Hamburg, South Carolina is a ghost town in Aiken County, in the U.S. state of South Carolina. It was once a thriving upriver market located across the Savannah River from Augusta, Georgia in the Edgefield District. It was founded by Henry Shultz in 1821 who named it after his home town in Germany of the same name. The town was one of the state's primary interior markets by the 1830s, due largely to the fact that the South Carolina Canal and Rail Road Company chose Hamburg as the western terminus of its line to Charleston. The enervation of the town, which relied on its in-land port being the destination of cotton headed toward the ports of Charleston or Savannah for business, began in 1848 after Augusta siphoned much of the town's river traffic with the completion of the Augusta Canal. The town's decline was finalized in the 1850s when the South Carolina Canal and Rail Road Company extended its line into Augusta. After the American Civil War, Hamburg was repopulated mostly by freedmen and was within newly organized Aiken County. The town became notorious in 1876 as the site of a massacre of blacks by whites in what was one of a number of violent incidents by Democratic paramilitary groups to suppress black voting in that year's elections.

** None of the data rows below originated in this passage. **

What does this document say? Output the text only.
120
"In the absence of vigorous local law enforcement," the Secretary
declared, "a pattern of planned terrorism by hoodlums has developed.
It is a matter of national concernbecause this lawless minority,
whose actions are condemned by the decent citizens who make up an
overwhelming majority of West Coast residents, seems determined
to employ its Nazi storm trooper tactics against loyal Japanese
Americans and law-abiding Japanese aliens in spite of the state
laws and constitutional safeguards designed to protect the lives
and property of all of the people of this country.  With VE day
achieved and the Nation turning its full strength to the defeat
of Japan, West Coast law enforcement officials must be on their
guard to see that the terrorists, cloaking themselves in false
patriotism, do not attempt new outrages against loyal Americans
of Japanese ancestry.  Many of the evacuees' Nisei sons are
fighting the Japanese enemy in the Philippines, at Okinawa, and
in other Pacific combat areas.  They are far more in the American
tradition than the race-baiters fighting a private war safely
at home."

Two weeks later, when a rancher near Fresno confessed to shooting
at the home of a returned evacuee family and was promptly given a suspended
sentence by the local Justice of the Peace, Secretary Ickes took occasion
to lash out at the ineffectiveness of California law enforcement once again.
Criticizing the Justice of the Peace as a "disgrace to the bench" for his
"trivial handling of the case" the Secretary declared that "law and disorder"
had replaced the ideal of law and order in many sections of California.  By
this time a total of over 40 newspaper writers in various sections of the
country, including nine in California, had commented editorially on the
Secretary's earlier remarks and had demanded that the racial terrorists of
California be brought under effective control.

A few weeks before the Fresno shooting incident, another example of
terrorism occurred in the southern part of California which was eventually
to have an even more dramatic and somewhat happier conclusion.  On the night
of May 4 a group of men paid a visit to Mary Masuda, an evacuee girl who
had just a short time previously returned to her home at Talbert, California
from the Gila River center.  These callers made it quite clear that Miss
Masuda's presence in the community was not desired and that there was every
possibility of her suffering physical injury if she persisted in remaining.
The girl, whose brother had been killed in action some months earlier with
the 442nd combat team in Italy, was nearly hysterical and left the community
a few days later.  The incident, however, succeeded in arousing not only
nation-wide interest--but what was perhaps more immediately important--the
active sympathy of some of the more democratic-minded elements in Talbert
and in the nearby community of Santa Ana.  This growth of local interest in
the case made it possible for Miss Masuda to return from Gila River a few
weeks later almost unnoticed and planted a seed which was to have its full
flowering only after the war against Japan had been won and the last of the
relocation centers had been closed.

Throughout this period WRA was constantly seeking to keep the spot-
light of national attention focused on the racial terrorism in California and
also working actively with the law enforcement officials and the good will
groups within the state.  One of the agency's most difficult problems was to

The Democrats regained control of the state government and federal troops were withdrawn the next year from South Carolina and other states, ending the Reconstruction era.

Hamburg massacre
Hamburg massacre

The Hamburg massacre (or Red Shirt massacre or Hamburg riot) was a riot in the United States town of Hamburg, South Carolina, in July 1876, leading up to the last election season of the Reconstruction era. It was the first of a series of civil disturbances planned and carried out by white Democrats in the majority-black Republican Edgefield District, with the goal of suppressing black Americans' civil rights and voting rights and disrupting Republican meetings, through actual and threatened violence. Beginning with a dispute over free passage on a public road, the massacre was rooted in racial hatred and political motives. A court hearing attracted armed white "rifle clubs," colloquially called the "Red Shirts". Desiring to regain control of state governments and eradicate the civil rights of black Americans, over 100 white men attacked about 30 black servicemen of the National Guard at the armory, killing two as they tried to leave that night. Later that night, the Red Shirts tortured and murdered four of the militia while holding them as prisoners, and wounded several others. In total, the events in Hamburg resulted in the death of one white man and six black men with several more blacks being wounded. Although 94 white men were indicted for murder by a coroner's jury, none were prosecuted. The events were a catalyst in the overarching violence in the volatile 1876 election campaign. There were other episodes of violence in the months before the election, including an estimated 100 blacks killed during several days in Ellenton, South Carolina, also in Aiken County. The Southern Democrats succeeded in "redeeming" the state government and electing Wade Hampton III as governor. During the remainder of the century, they passed laws to establish single-party white rule, impose legal segregation and "Jim Crow," and disenfranchise blacks with a new state constitution adopted in 1895. This exclusion of blacks from the political system was effectively maintained into the late 1960s.